As communities across NSW – particularly in regional and coastal areas – battle the ice epidemic, Ms McKay expressed concern about the dramatic rise in drug-related offences.
According to the report published today – between January 2013 and December 2014
Dealing/Trafficking of amphetamines is up 27.6 per cent
Possession and/or use of amphetamines is up 36.3 per cent
Possession and/or use of cocaine is up 31.2 per cent
Possession and/or use of cannabis is up 16.7 per cent
Possession and/or use of narcotics is up 14.6 per cent
Domestic violence related assaults across NSW have risen by 2.7 per cent over the past five years.
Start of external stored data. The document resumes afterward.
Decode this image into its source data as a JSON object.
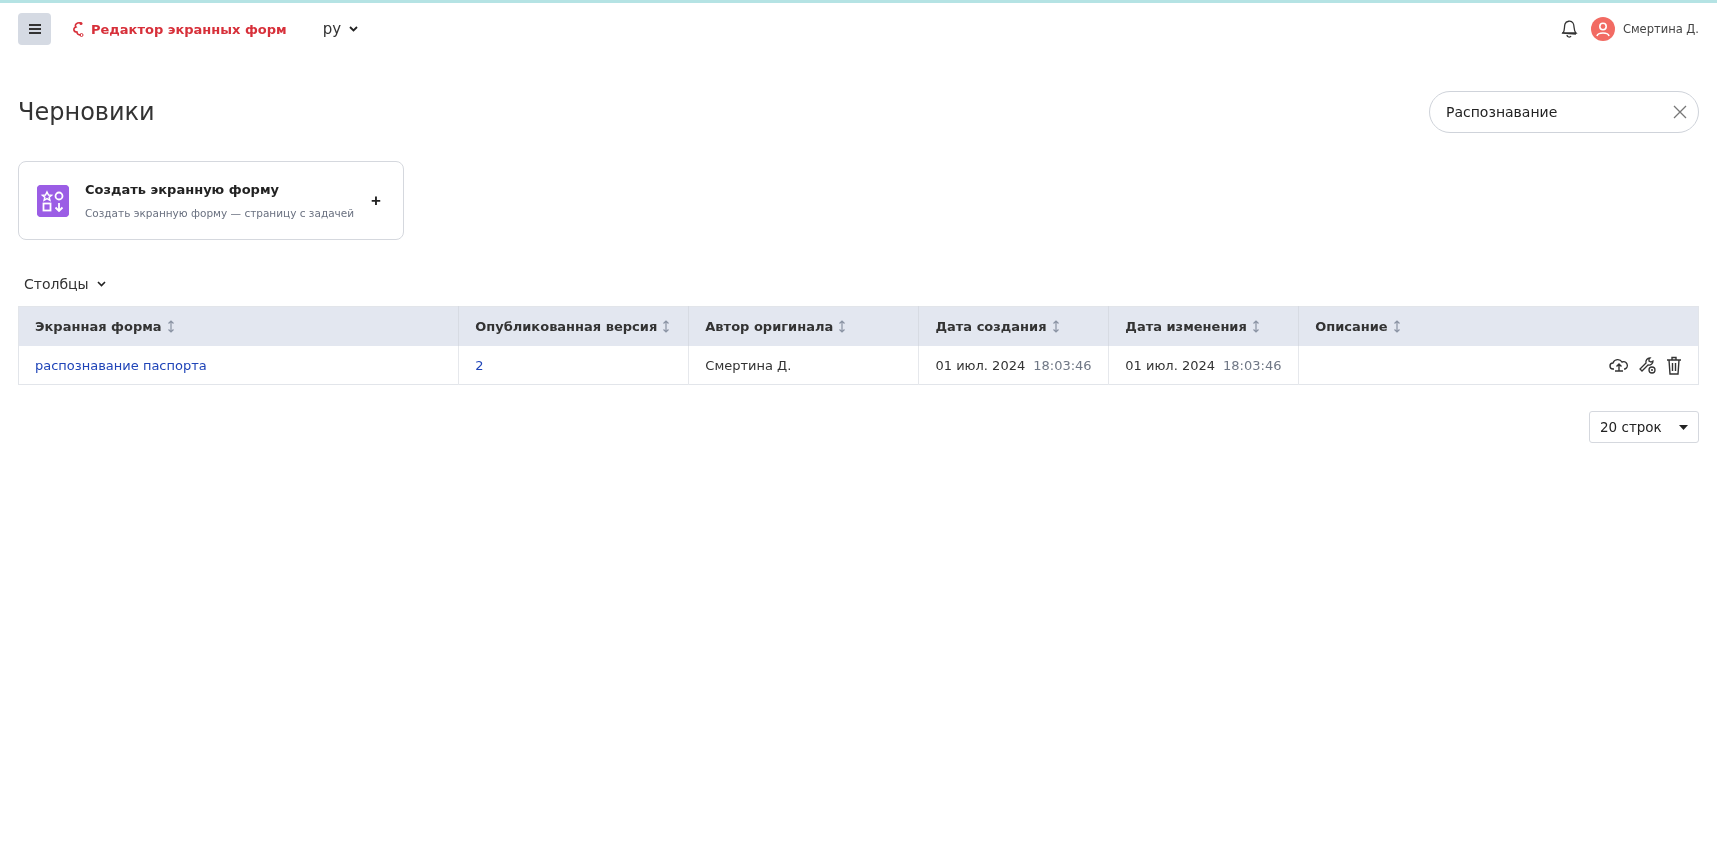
{
  "header": {
    "app_title": "Редактор экранных форм",
    "language": "ру",
    "user_name": "Смертина Д."
  },
  "page": {
    "title": "Черновики",
    "search": {
      "value": "Распознавание"
    }
  },
  "create_card": {
    "title": "Создать экранную форму",
    "subtitle": "Создать экранную форму — страницу с задачей",
    "action": "+"
  },
  "columns_toggle": "Столбцы",
  "table": {
    "columns": [
      {
        "label": "Экранная форма"
      },
      {
        "label": "Опубликованная версия"
      },
      {
        "label": "Автор оригинала"
      },
      {
        "label": "Дата создания"
      },
      {
        "label": "Дата изменения"
      },
      {
        "label": "Описание"
      }
    ],
    "rows": [
      {
        "form": "распознавание паспорта",
        "version": "2",
        "author": "Смертина Д.",
        "created_date": "01 июл. 2024",
        "created_time": "18:03:46",
        "modified_date": "01 июл. 2024",
        "modified_time": "18:03:46"
      }
    ]
  },
  "pagination": {
    "rows_per_page": "20 строк"
  }
}
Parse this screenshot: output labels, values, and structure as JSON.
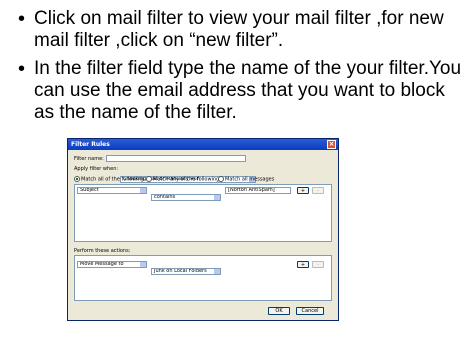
{
  "bullets": [
    {
      "text": "Click on mail filter to view your mail filter ,for new mail filter ,click on “new filter”."
    },
    {
      "text": "In the filter field type the name of the your filter.You can use the email address that you want to block as the name of the filter."
    }
  ],
  "dialog": {
    "title": "Filter Rules",
    "filter_name_label": "Filter name:",
    "filter_name_value": "",
    "apply_label": "Apply filter when:",
    "apply_value": "Checking Mail or Manually Run",
    "match_options": [
      "Match all of the following",
      "Match any of the following",
      "Match all messages"
    ],
    "match_selected": 0,
    "condition": {
      "field": "Subject",
      "operator": "contains",
      "value": "[Norton AntiSpam]"
    },
    "add_label": "+",
    "remove_label": "-",
    "actions_label": "Perform these actions:",
    "action": {
      "type": "Move Message to",
      "target": "Junk on Local Folders"
    },
    "ok_label": "OK",
    "cancel_label": "Cancel"
  }
}
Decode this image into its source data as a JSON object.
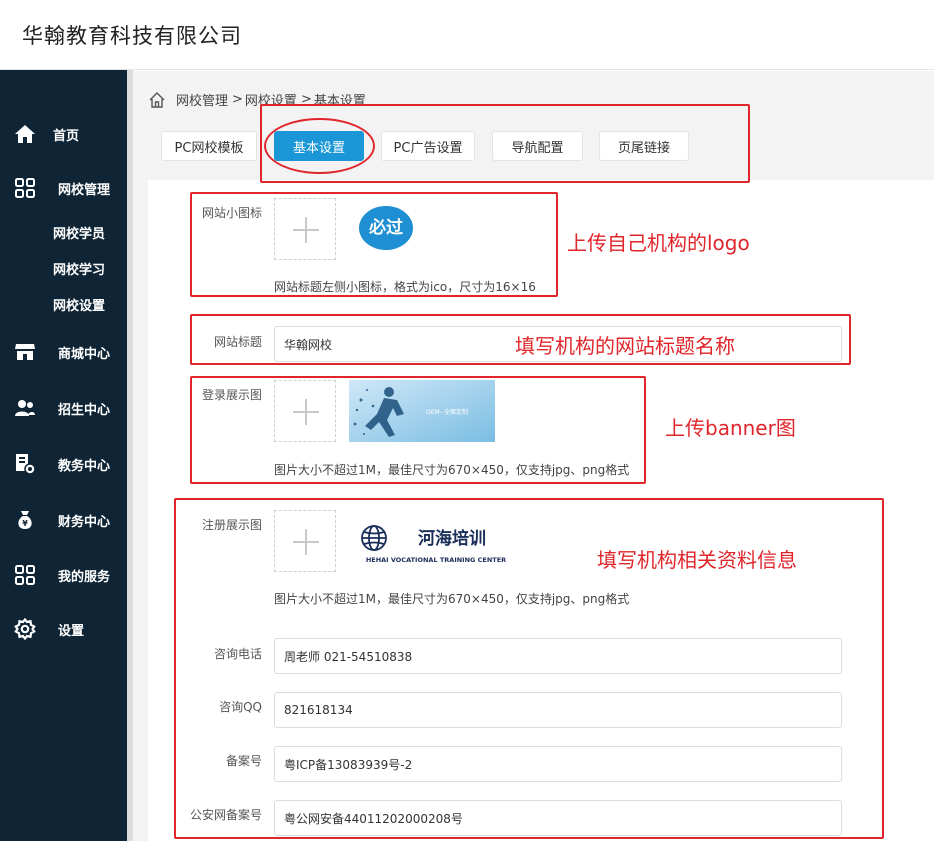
{
  "header": {
    "company": "华翰教育科技有限公司"
  },
  "sidebar": {
    "items": [
      {
        "label": "首页",
        "icon": "home-icon"
      },
      {
        "label": "网校管理",
        "icon": "grid-icon"
      },
      {
        "label": "商城中心",
        "icon": "store-icon"
      },
      {
        "label": "招生中心",
        "icon": "users-icon"
      },
      {
        "label": "教务中心",
        "icon": "academic-icon"
      },
      {
        "label": "财务中心",
        "icon": "money-bag-icon"
      },
      {
        "label": "我的服务",
        "icon": "grid-icon"
      },
      {
        "label": "设置",
        "icon": "gear-icon"
      }
    ],
    "subitems": [
      "网校学员",
      "网校学习",
      "网校设置"
    ]
  },
  "breadcrumb": {
    "part1": "网校管理",
    "part2": "网校设置",
    "part3": "基本设置"
  },
  "tabs": [
    "PC网校模板",
    "基本设置",
    "PC广告设置",
    "导航配置",
    "页尾链接"
  ],
  "form": {
    "favicon": {
      "label": "网站小图标",
      "hint": "网站标题左侧小图标，格式为ico，尺寸为16×16",
      "logo_text": "必过"
    },
    "site_title": {
      "label": "网站标题",
      "value": "华翰网校"
    },
    "login_image": {
      "label": "登录展示图",
      "hint": "图片大小不超过1M，最佳尺寸为670×450，仅支持jpg、png格式",
      "banner_text": "OEM--全面定制"
    },
    "register_image": {
      "label": "注册展示图",
      "hint": "图片大小不超过1M，最佳尺寸为670×450，仅支持jpg、png格式",
      "logo_cn": "河海培训",
      "logo_en": "HEHAI VOCATIONAL TRAINING CENTER"
    },
    "phone": {
      "label": "咨询电话",
      "value": "周老师 021-54510838"
    },
    "qq": {
      "label": "咨询QQ",
      "value": "821618134"
    },
    "icp": {
      "label": "备案号",
      "value": "粤ICP备13083939号-2"
    },
    "police": {
      "label": "公安网备案号",
      "value": "粤公网安备44011202000208号"
    }
  },
  "annotations": {
    "logo": "上传自己机构的logo",
    "title": "填写机构的网站标题名称",
    "banner": "上传banner图",
    "info": "填写机构相关资料信息"
  },
  "colors": {
    "sidebar": "#0f2536",
    "accent": "#1b96d6",
    "annotation": "#e0262b"
  }
}
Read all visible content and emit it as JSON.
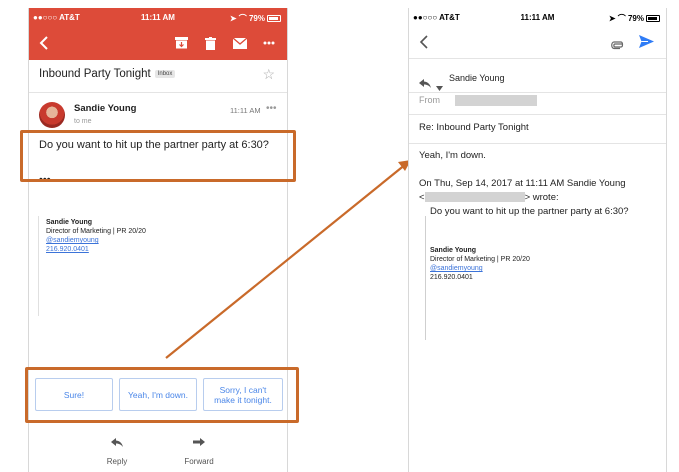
{
  "left": {
    "status": {
      "carrier": "●●○○○ AT&T",
      "time": "11:11 AM",
      "battery": "79%"
    },
    "toolbar": {
      "back": "back-icon",
      "archive": "archive-icon",
      "delete": "trash-icon",
      "mail": "mail-icon",
      "more": "more-icon"
    },
    "subject": "Inbound Party Tonight",
    "label": "Inbox",
    "sender": "Sandie Young",
    "to": "to me",
    "time": "11:11 AM",
    "more": "•••",
    "body": "Do you want to hit up the partner party at 6:30?",
    "ellipsis": "•••",
    "signature": {
      "name": "Sandie Young",
      "title": "Director of Marketing | PR 20/20",
      "handle": "@sandiemyoung",
      "phone": "216.920.0401"
    },
    "smart_replies": [
      "Sure!",
      "Yeah, I'm down.",
      "Sorry, I can't make it tonight."
    ],
    "actions": {
      "reply": "Reply",
      "forward": "Forward"
    }
  },
  "right": {
    "status": {
      "carrier": "●●○○○ AT&T",
      "time": "11:11 AM",
      "battery": "79%"
    },
    "sender": "Sandie Young",
    "from_label": "From",
    "subject": "Re: Inbound Party Tonight",
    "reply_text": "Yeah, I'm down.",
    "quote_intro": "On Thu, Sep 14, 2017 at 11:11 AM Sandie Young",
    "quote_lt": "<",
    "quote_gt": "> wrote:",
    "quoted_body": "Do you want to hit up the partner party at 6:30?",
    "signature": {
      "name": "Sandie Young",
      "title": "Director of Marketing | PR 20/20",
      "handle": "@sandiemyoung",
      "phone": "216.920.0401"
    }
  },
  "colors": {
    "gmail_red": "#dd4b39",
    "highlight": "#c96a2a",
    "link": "#3b73d9",
    "send_blue": "#2f7cf6"
  }
}
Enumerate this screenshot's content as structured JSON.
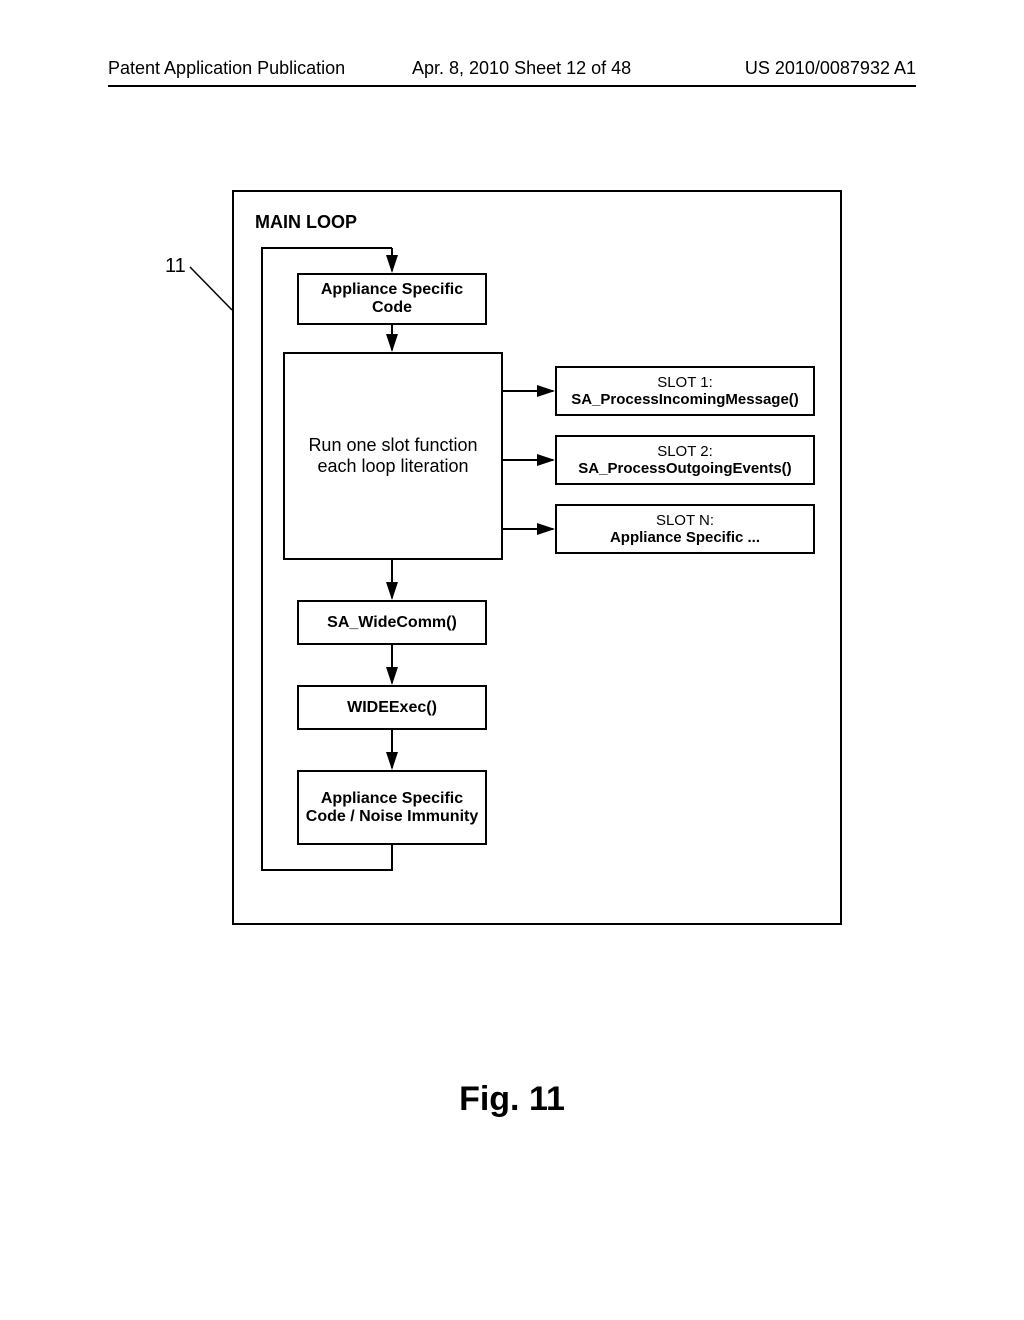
{
  "header": {
    "left": "Patent Application Publication",
    "mid": "Apr. 8, 2010  Sheet 12 of 48",
    "right": "US 2010/0087932 A1"
  },
  "ref_number": "11",
  "loop_title": "MAIN LOOP",
  "boxes": {
    "step1": "Appliance Specific Code",
    "step2": "Run one slot function each loop literation",
    "step3": "SA_WideComm()",
    "step4": "WIDEExec()",
    "step5": "Appliance Specific Code / Noise Immunity",
    "slot1_l1": "SLOT 1:",
    "slot1_l2": "SA_ProcessIncomingMessage()",
    "slot2_l1": "SLOT 2:",
    "slot2_l2": "SA_ProcessOutgoingEvents()",
    "slotn_l1": "SLOT N:",
    "slotn_l2": "Appliance Specific ..."
  },
  "caption": "Fig. 11"
}
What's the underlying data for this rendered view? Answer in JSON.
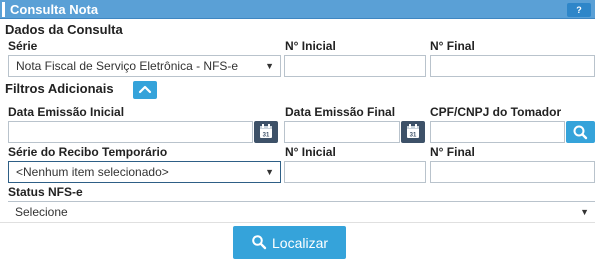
{
  "header": {
    "title": "Consulta Nota",
    "help_label": "?"
  },
  "dados_consulta": {
    "title": "Dados da Consulta",
    "serie_label": "Série",
    "serie_value": "Nota Fiscal de Serviço Eletrônica - NFS-e",
    "num_inicial_label": "N° Inicial",
    "num_inicial_value": "",
    "num_final_label": "N° Final",
    "num_final_value": ""
  },
  "filtros": {
    "title": "Filtros Adicionais",
    "data_inicial_label": "Data Emissão Inicial",
    "data_inicial_value": "",
    "data_final_label": "Data Emissão Final",
    "data_final_value": "",
    "cpf_label": "CPF/CNPJ do Tomador",
    "cpf_value": "",
    "serie_recibo_label": "Série do Recibo Temporário",
    "serie_recibo_value": "<Nenhum item selecionado>",
    "recibo_inicial_label": "N° Inicial",
    "recibo_inicial_value": "",
    "recibo_final_label": "N° Final",
    "recibo_final_value": "",
    "status_label": "Status NFS-e",
    "status_value": "Selecione",
    "calendar_day": "31"
  },
  "actions": {
    "search_label": "Localizar"
  },
  "icons": {
    "calendar": "calendar-icon",
    "search": "search-icon",
    "collapse": "chevron-up-icon",
    "dropdown": "caret-down-icon"
  },
  "colors": {
    "header_bg": "#5aa0d6",
    "primary_button": "#35a3da",
    "calendar_addon": "#3d5168"
  }
}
Last year, there were 29,070 recorded cases of domestic violence in NSW, up from 28,423 in 2013.
The report (see p.26-27) shows regional areas such as the Moree Plains, Walgett, Tenterfield, Wellington, Dubbo, Coonamble and Kempsey significantly outpacing state crime rates.
“From the dramatic rise in drug-related crime to domestic violence, this report shows there is no room for complacency,” Ms Mckay said.
“Unemployment in the Hunter Valley, the Murray, the Northern Rivers, the Mid North Coast and the Central West is in double digits – or very close to it. Providing people in these communities with genuine hope and economic opportunity is one of the best ways the State can reduce crime – and the Baird Government must not forget regional NSW.”